Securities Industry and Financial Markets Association (“SIFMA”), its Asset Management Group (“SIFMA AMG”), Managed Funds Association (“MFA”), Futures Industry Association (“FIA”), FIA Principal Traders Group (“FIA PTG”), International Swaps and Derivatives Association (“ISDA”), Alternative Investment Management Association (“AIMA”), The Institute of International Bankers (“IIB”) submitted a request to extend the implementation dates for the Clearing Rule by, at a minimum, 12 months, to allow the SEC time to consider and address several critical issues requiring resolution and for the industry to have sufficient time to develop and implement clearing.
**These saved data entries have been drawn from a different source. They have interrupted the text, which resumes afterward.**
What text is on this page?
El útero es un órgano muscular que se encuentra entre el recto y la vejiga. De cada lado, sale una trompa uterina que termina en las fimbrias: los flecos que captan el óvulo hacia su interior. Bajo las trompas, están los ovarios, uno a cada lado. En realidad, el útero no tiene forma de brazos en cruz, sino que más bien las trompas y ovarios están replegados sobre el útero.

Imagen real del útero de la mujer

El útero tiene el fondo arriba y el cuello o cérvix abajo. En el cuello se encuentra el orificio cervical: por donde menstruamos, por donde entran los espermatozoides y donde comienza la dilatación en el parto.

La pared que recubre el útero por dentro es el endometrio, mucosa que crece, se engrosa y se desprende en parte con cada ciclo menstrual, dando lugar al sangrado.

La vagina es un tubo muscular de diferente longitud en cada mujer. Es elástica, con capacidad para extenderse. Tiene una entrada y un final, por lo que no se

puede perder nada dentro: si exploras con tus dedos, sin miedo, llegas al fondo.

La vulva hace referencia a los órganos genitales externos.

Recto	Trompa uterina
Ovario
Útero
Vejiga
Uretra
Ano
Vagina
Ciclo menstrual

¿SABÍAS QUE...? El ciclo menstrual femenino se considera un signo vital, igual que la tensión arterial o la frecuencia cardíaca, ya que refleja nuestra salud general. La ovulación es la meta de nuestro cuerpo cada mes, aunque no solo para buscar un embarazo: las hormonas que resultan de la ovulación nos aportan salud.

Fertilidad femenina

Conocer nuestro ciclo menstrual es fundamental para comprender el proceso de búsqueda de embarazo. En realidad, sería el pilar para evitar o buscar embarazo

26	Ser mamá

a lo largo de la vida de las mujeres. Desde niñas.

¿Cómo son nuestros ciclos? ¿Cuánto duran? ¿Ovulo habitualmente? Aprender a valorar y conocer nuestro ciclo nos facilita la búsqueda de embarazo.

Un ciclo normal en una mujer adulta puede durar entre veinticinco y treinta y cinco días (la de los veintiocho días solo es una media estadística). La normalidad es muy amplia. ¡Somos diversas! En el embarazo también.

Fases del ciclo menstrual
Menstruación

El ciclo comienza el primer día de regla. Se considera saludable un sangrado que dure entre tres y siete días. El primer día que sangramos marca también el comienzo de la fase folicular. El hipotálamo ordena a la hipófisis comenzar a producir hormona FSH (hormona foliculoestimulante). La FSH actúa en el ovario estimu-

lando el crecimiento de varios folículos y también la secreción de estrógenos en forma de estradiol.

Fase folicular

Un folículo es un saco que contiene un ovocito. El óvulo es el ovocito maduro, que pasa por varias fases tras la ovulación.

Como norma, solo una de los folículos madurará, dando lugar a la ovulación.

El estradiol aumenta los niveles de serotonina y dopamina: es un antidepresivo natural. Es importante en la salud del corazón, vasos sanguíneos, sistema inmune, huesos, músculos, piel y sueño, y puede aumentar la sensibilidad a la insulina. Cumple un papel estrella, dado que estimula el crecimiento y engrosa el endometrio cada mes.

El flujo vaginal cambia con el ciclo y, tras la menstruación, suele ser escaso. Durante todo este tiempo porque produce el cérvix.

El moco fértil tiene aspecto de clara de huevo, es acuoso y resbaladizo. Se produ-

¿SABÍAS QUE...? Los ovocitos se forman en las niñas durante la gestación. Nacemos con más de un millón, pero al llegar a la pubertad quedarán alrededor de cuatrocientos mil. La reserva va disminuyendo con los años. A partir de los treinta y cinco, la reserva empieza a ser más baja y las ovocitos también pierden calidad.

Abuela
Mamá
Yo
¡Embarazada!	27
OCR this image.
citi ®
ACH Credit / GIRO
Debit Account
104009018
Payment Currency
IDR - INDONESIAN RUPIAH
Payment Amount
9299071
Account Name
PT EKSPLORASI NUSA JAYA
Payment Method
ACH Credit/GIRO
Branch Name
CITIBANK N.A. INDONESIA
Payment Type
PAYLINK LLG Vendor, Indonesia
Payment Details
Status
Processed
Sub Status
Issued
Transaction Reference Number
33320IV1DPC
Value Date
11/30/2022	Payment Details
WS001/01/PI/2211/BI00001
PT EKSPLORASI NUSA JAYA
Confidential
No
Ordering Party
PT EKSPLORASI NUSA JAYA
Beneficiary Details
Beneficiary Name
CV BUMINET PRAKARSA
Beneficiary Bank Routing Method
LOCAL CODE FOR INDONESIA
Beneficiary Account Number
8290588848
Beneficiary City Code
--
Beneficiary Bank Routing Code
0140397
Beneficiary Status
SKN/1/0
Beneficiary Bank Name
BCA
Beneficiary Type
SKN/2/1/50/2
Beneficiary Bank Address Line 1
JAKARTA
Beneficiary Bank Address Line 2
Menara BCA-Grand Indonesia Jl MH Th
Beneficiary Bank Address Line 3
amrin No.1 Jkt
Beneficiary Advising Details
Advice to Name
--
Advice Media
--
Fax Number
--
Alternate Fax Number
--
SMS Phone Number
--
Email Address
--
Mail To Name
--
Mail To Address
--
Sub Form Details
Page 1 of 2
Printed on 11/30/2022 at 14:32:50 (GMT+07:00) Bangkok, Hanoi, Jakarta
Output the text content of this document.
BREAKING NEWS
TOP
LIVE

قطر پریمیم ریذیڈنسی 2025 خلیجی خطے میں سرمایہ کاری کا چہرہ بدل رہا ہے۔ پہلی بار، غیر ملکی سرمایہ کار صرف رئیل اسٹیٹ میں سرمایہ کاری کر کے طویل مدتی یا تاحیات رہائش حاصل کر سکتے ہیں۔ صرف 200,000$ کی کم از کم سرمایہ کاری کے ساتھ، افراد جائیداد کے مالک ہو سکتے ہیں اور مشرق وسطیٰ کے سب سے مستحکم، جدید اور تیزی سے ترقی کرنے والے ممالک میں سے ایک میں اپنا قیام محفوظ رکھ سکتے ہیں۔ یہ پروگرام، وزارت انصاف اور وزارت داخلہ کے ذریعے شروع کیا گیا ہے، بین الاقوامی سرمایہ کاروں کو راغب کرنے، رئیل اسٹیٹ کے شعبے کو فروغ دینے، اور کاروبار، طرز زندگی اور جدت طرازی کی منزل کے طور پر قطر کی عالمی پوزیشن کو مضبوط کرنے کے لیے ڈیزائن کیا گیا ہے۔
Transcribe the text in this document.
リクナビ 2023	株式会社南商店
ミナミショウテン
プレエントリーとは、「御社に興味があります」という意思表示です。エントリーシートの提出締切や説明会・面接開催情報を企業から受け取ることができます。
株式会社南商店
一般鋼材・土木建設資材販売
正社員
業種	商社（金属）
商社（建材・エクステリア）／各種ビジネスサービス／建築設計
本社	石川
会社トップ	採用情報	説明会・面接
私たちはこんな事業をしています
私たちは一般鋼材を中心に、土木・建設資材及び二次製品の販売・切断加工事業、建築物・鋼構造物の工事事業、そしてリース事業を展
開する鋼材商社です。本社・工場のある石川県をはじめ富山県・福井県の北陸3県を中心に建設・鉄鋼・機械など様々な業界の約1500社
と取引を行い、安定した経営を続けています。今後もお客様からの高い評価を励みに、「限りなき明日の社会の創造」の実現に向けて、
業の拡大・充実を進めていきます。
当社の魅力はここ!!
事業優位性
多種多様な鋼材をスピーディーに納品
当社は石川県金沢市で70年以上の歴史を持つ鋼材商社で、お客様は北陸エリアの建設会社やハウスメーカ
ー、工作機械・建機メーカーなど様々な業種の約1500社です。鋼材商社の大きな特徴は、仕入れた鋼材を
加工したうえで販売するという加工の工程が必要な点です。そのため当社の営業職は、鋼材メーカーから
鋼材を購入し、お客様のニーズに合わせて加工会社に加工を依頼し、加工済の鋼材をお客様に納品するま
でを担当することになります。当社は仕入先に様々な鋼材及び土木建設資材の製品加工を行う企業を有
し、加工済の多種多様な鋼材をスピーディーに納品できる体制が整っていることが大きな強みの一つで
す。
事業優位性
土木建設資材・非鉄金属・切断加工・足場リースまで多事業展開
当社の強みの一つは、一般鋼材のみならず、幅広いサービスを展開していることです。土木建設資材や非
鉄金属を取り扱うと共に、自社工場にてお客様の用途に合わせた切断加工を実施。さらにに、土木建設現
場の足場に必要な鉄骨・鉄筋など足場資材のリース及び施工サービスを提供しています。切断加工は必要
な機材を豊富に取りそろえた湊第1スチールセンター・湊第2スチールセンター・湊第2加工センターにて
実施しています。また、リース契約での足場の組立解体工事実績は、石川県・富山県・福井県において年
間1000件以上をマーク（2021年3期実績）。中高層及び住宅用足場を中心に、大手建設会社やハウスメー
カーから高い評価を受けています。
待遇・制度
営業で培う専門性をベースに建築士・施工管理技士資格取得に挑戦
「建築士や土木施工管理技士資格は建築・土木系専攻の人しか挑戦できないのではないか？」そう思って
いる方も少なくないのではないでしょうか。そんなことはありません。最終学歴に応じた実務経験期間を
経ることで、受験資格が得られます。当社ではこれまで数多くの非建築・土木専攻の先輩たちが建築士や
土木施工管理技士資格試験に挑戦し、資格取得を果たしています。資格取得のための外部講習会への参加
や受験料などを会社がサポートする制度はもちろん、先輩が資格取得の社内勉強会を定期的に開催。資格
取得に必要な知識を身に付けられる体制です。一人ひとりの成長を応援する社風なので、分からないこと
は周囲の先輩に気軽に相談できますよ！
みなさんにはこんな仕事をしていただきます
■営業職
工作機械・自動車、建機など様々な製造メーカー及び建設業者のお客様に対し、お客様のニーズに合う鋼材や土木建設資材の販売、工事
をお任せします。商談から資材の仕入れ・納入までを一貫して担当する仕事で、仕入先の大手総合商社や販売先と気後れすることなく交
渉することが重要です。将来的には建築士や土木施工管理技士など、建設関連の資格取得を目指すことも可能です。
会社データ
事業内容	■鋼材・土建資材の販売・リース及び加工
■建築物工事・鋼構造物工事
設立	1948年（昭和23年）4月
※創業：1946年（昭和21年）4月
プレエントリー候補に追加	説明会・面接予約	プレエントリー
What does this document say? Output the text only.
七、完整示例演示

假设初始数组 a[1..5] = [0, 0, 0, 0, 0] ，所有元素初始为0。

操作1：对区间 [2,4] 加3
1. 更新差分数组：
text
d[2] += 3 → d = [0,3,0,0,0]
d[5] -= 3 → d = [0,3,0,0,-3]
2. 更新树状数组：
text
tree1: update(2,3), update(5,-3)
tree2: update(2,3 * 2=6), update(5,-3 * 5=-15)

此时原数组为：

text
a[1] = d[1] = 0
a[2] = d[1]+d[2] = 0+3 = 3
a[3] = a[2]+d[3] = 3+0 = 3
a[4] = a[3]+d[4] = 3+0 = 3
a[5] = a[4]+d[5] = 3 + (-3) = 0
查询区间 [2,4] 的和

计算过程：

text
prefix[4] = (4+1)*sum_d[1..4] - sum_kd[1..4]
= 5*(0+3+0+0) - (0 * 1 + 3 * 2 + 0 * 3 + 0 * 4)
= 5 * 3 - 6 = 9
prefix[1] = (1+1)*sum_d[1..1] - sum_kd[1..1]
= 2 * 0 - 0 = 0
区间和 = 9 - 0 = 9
Association members are concerned that, without an extension, the success of the transition to central clearing will be seriously compromised and will inevitably lead to disruptions in the cash and repo markets in Treasury securities to the detriment of the financial system. Additional time is needed to consider how to resolve critical issues both for the further development of the cleared market and so that market participants may successfully implement the Clearing Rule in an efficient manner. These issues include:
- SEC rule clarifications with respect to the treatment of mixed CUSIP tri-party transactions;
- SEC rule clarifications as to the scope of the inter-affiliate exemption; including, in particular, expanding the exemption to allow for internal liquidity and collateral management;
- SEC-registered fund rules that effectively require double margining for cleared repos;
- SEC rule clarifications with respect to the ability of firms to pre-fund customer segregated margin with USD (and not only UST);
- SEC rule clarifications with respect to the ability of firms to take debit in the formula even if client does not pay margin back within 24 hours;
- SEC rule clarifications as to the overall extraterritorial scope of the rule, and necessary SEC engagement with overseas regulators to ensure the ability for global participants to clear cash and repo transactions;
- SEC to seek public comment and fully consider the clearing application of the CME Group, as well as ICE and other clearing houses, and the availability of the crossmargining model to facilitate cross-product netting between repos and futures;
- Standard documentation and supporting legal opinions are finalized for the efficient customer on-boarding and development of robust liquidity in cleared Treasury markets; and
- Bank capital issues under the existing capital framework need to be resolved for the development of the “done-away” market structure to confirm similar treatment currently applicable to the “done-with” market structure.